A link between mental illness and professional success or creativity has been suggested, including in accounts by Socrates, Seneca the Younger, and Cesare Lombroso. Despite prominence in popular culture, the link between creativity and bipolar has not been rigorously studied. This area of study also is likely affected by confirmation bias.
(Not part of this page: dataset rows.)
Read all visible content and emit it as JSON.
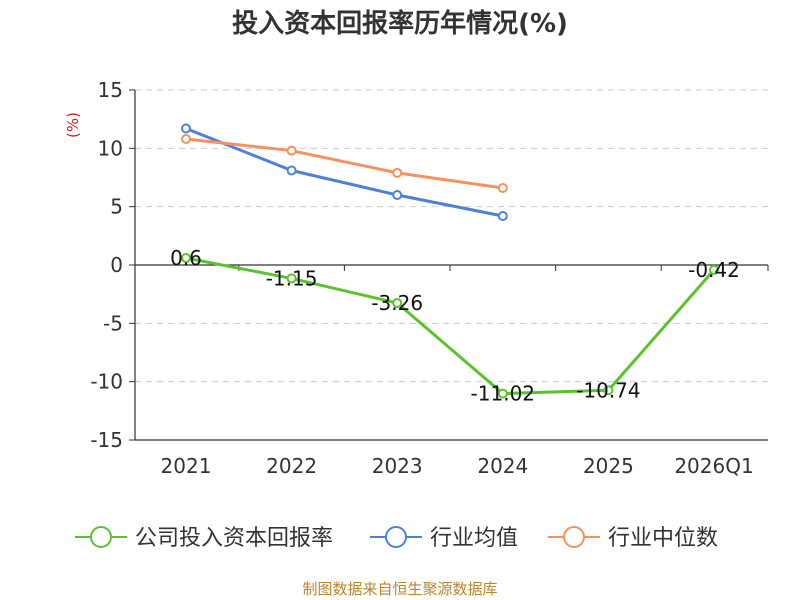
{
  "chart_data": {
    "type": "line",
    "title": "投入资本回报率历年情况(%)",
    "ylabel": "(%)",
    "categories": [
      "2021",
      "2022",
      "2023",
      "2024",
      "2025",
      "2026Q1"
    ],
    "yticks": [
      15,
      10,
      5,
      0,
      -5,
      -10,
      -15
    ],
    "ylim": [
      -15,
      15
    ],
    "grid": true,
    "legend_position": "bottom",
    "series": [
      {
        "name": "公司投入资本回报率",
        "color": "#5cc22b",
        "values": [
          0.6,
          -1.15,
          -3.26,
          -11.02,
          -10.74,
          -0.42
        ],
        "labels": [
          "0.6",
          "-1.15",
          "-3.26",
          "-11.02",
          "-10.74",
          "-0.42"
        ]
      },
      {
        "name": "行业均值",
        "color": "#4f80d9",
        "values": [
          11.7,
          8.1,
          6.0,
          4.2,
          null,
          null
        ]
      },
      {
        "name": "行业中位数",
        "color": "#f59160",
        "values": [
          10.8,
          9.8,
          7.9,
          6.6,
          null,
          null
        ]
      }
    ]
  },
  "source": "制图数据来自恒生聚源数据库"
}
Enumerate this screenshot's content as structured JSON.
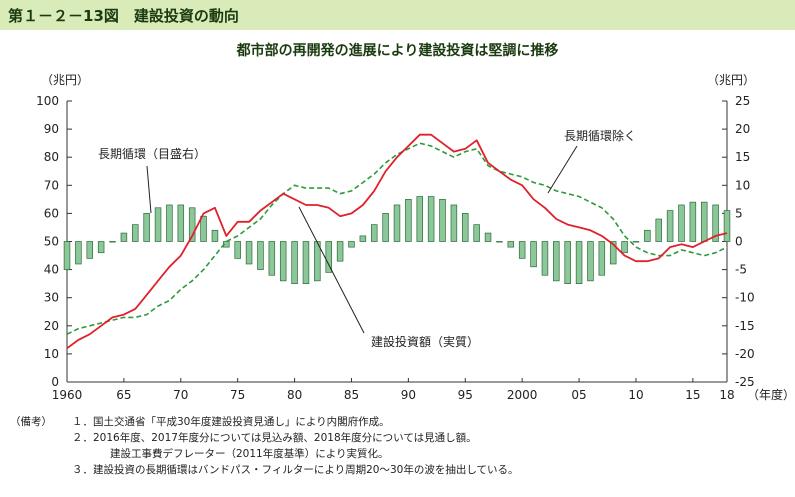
{
  "figure": {
    "title": "第１－２－13図　建設投資の動向"
  },
  "chart_data": {
    "type": "line",
    "title": "都市部の再開発の進展により建設投資は堅調に推移",
    "left_unit": "（兆円）",
    "right_unit": "（兆円）",
    "x_unit": "（年度）",
    "xlim": [
      1960,
      2018
    ],
    "ylim_left": [
      0,
      100
    ],
    "ylim_right": [
      -25,
      25
    ],
    "x_ticks": [
      {
        "value": 1960,
        "label": "1960"
      },
      {
        "value": 1965,
        "label": "65"
      },
      {
        "value": 1970,
        "label": "70"
      },
      {
        "value": 1975,
        "label": "75"
      },
      {
        "value": 1980,
        "label": "80"
      },
      {
        "value": 1985,
        "label": "85"
      },
      {
        "value": 1990,
        "label": "90"
      },
      {
        "value": 1995,
        "label": "95"
      },
      {
        "value": 2000,
        "label": "2000"
      },
      {
        "value": 2005,
        "label": "05"
      },
      {
        "value": 2010,
        "label": "10"
      },
      {
        "value": 2015,
        "label": "15"
      },
      {
        "value": 2018,
        "label": "18"
      }
    ],
    "left_ticks": [
      "0",
      "10",
      "20",
      "30",
      "40",
      "50",
      "60",
      "70",
      "80",
      "90",
      "100"
    ],
    "right_ticks": [
      "-25",
      "-20",
      "-15",
      "-10",
      "-5",
      "0",
      "5",
      "10",
      "15",
      "20",
      "25"
    ],
    "x": [
      1960,
      1961,
      1962,
      1963,
      1964,
      1965,
      1966,
      1967,
      1968,
      1969,
      1970,
      1971,
      1972,
      1973,
      1974,
      1975,
      1976,
      1977,
      1978,
      1979,
      1980,
      1981,
      1982,
      1983,
      1984,
      1985,
      1986,
      1987,
      1988,
      1989,
      1990,
      1991,
      1992,
      1993,
      1994,
      1995,
      1996,
      1997,
      1998,
      1999,
      2000,
      2001,
      2002,
      2003,
      2004,
      2005,
      2006,
      2007,
      2008,
      2009,
      2010,
      2011,
      2012,
      2013,
      2014,
      2015,
      2016,
      2017,
      2018
    ],
    "series": [
      {
        "name": "建設投資額（実質）",
        "axis": "left",
        "style": "line",
        "color": "#e0202a",
        "values": [
          12,
          15,
          17,
          20,
          23,
          24,
          26,
          31,
          36,
          41,
          45,
          52,
          60,
          62,
          52,
          57,
          57,
          61,
          64,
          67,
          65,
          63,
          63,
          62,
          59,
          60,
          63,
          68,
          75,
          80,
          84,
          88,
          88,
          85,
          82,
          83,
          86,
          78,
          75,
          72,
          70,
          65,
          62,
          58,
          56,
          55,
          54,
          52,
          49,
          45,
          43,
          43,
          44,
          48,
          49,
          48,
          50,
          52,
          53
        ]
      },
      {
        "name": "長期循環除く",
        "axis": "left",
        "style": "dashed",
        "color": "#2e9a3a",
        "values": [
          17,
          19,
          20,
          21,
          22,
          23,
          23,
          24,
          27,
          29,
          33,
          36,
          40,
          45,
          50,
          52,
          55,
          58,
          63,
          67,
          70,
          69,
          69,
          69,
          67,
          68,
          71,
          74,
          78,
          81,
          83,
          85,
          84,
          82,
          80,
          82,
          83,
          77,
          75,
          74,
          73,
          71,
          70,
          68,
          67,
          66,
          64,
          62,
          58,
          52,
          48,
          46,
          45,
          45,
          47,
          46,
          45,
          46,
          48
        ]
      },
      {
        "name": "長期循環（目盛右）",
        "axis": "right",
        "style": "bar",
        "color": "#8cc79a",
        "values": [
          -5,
          -4,
          -3,
          -2,
          0,
          1.5,
          3,
          5,
          6,
          6.5,
          6.5,
          6,
          4.5,
          2,
          -1,
          -3,
          -4,
          -5,
          -6,
          -7,
          -7.5,
          -7.5,
          -7,
          -5.5,
          -3.5,
          -1,
          1,
          3,
          5,
          6.5,
          7.5,
          8,
          8,
          7.5,
          6.5,
          5,
          3,
          1.5,
          0,
          -1,
          -3,
          -4.5,
          -6,
          -7,
          -7.5,
          -7.5,
          -7,
          -6,
          -4,
          -2,
          0,
          2,
          4,
          5.5,
          6.5,
          7,
          7,
          6.5,
          5.5
        ]
      }
    ],
    "annotations": [
      {
        "text": "長期循環（目盛右）",
        "target_series": 2
      },
      {
        "text": "長期循環除く",
        "target_series": 1
      },
      {
        "text": "建設投資額（実質）",
        "target_series": 0
      }
    ],
    "grid": false
  },
  "notes": {
    "head": "（備考）",
    "lines": [
      "１．国土交通省「平成30年度建設投資見通し」により内閣府作成。",
      "２．2016年度、2017年度分については見込み額、2018年度分については見通し額。",
      "建設工事費デフレーター（2011年度基準）により実質化。",
      "３．建設投資の長期循環はバンドパス・フィルターにより周期20～30年の波を抽出している。"
    ]
  }
}
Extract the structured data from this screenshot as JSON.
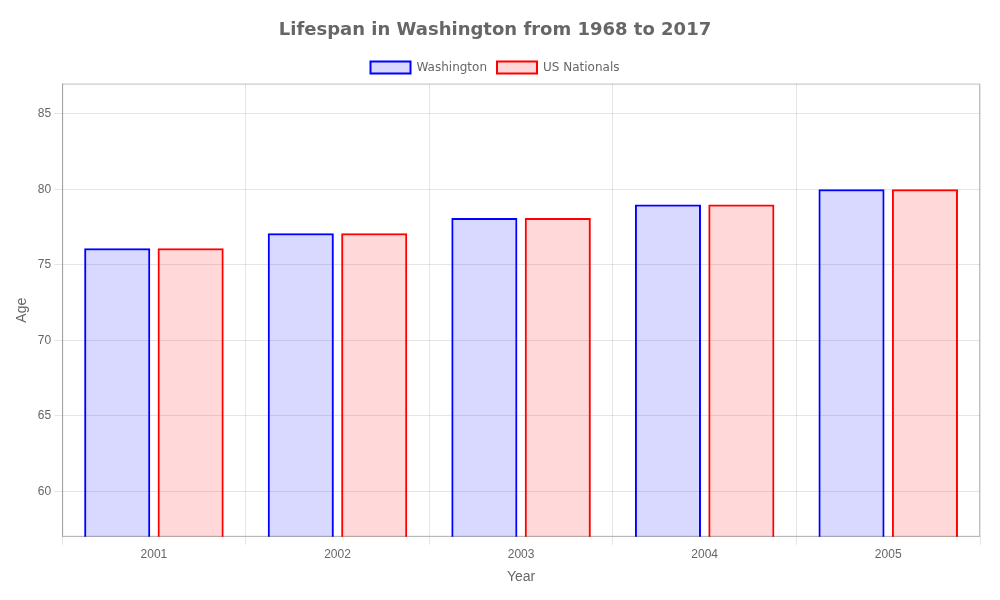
{
  "chart_data": {
    "type": "bar",
    "title": "Lifespan in Washington from 1968 to 2017",
    "xlabel": "Year",
    "ylabel": "Age",
    "categories": [
      "2001",
      "2002",
      "2003",
      "2004",
      "2005"
    ],
    "series": [
      {
        "name": "Washington",
        "color": "#0000ff",
        "values": [
          76.1,
          77.1,
          78.1,
          79.0,
          80.0
        ]
      },
      {
        "name": "US Nationals",
        "color": "#ff0000",
        "values": [
          76.1,
          77.1,
          78.1,
          79.0,
          80.0
        ]
      }
    ],
    "ylim": [
      57,
      87
    ],
    "yticks": [
      60,
      65,
      70,
      75,
      80,
      85
    ],
    "grid": true,
    "legend": "top"
  }
}
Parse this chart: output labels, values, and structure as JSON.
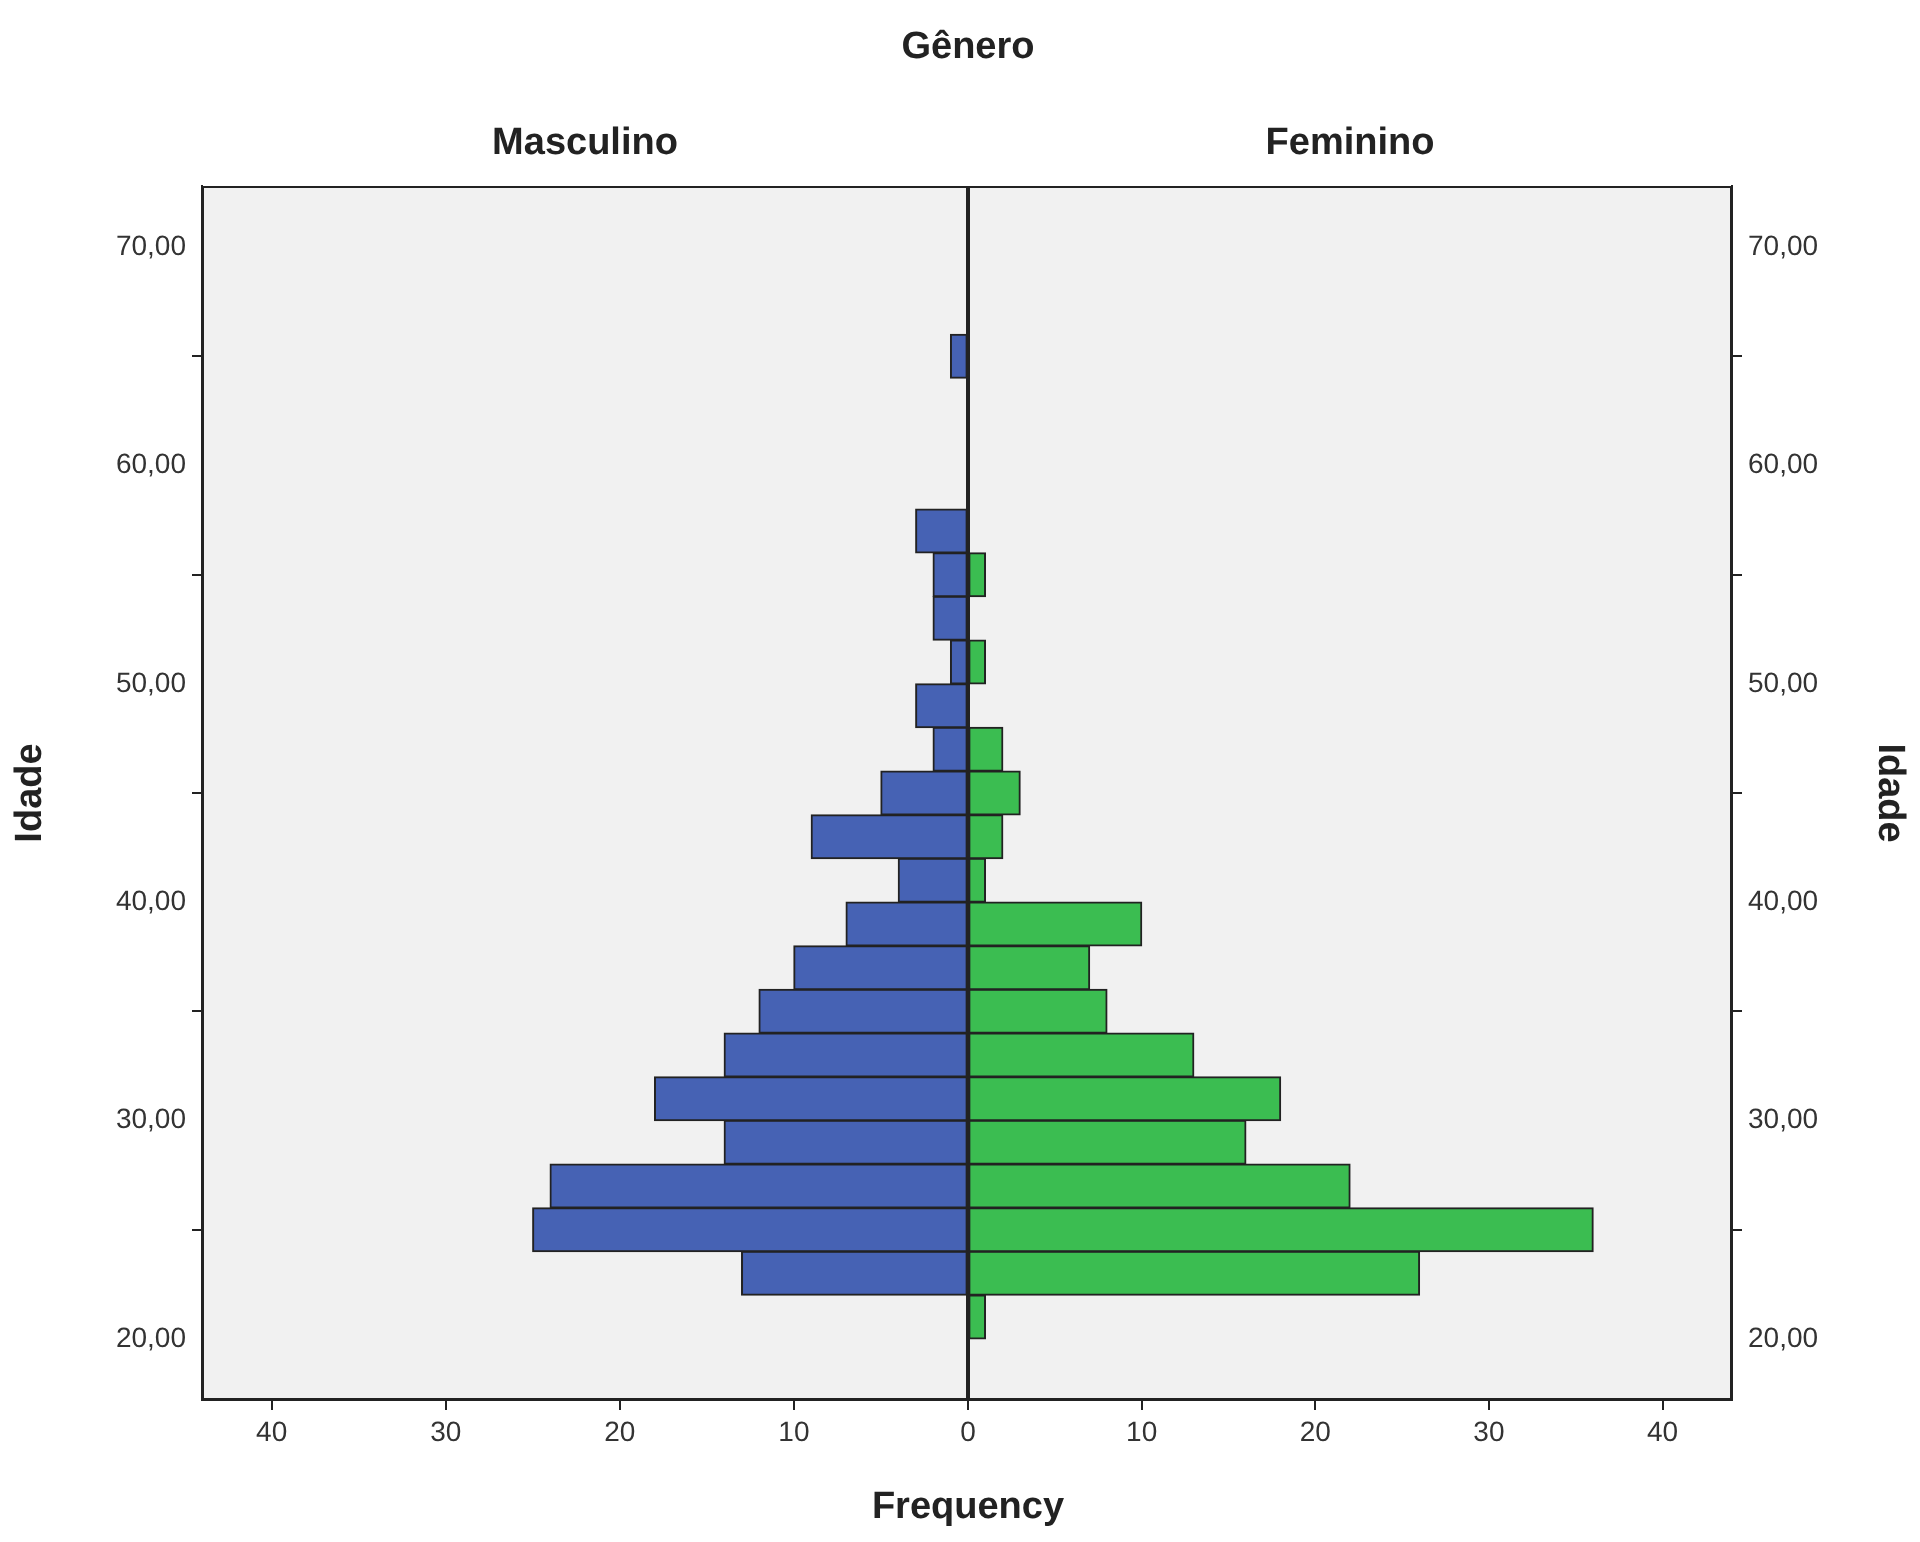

Some evidence suggests that some heritable component of bipolar disorder overlaps with heritable components of creativity. Probands of people with bipolar disorder are more likely to be professionally successful, as well as to demonstrate temperamental traits similar to bipolar disorder. Furthermore, while studies of the frequency of bipolar disorder in creative population samples have been conflicting, full-blown bipolar disorder in creative samples is rare.


Research


Research directions for bipolar disorder in children include optimizing treatments, increasing the knowledge of the genetic and neurobiological basis of the pediatric disorder and improving diagnostic criteria. Some treatment research suggests that psycho-social interventions that involve the family, psycho-education, and skills building (through therapies such as CBT, DBT, and IPSRT) can benefit in addition to pharmocotherapy.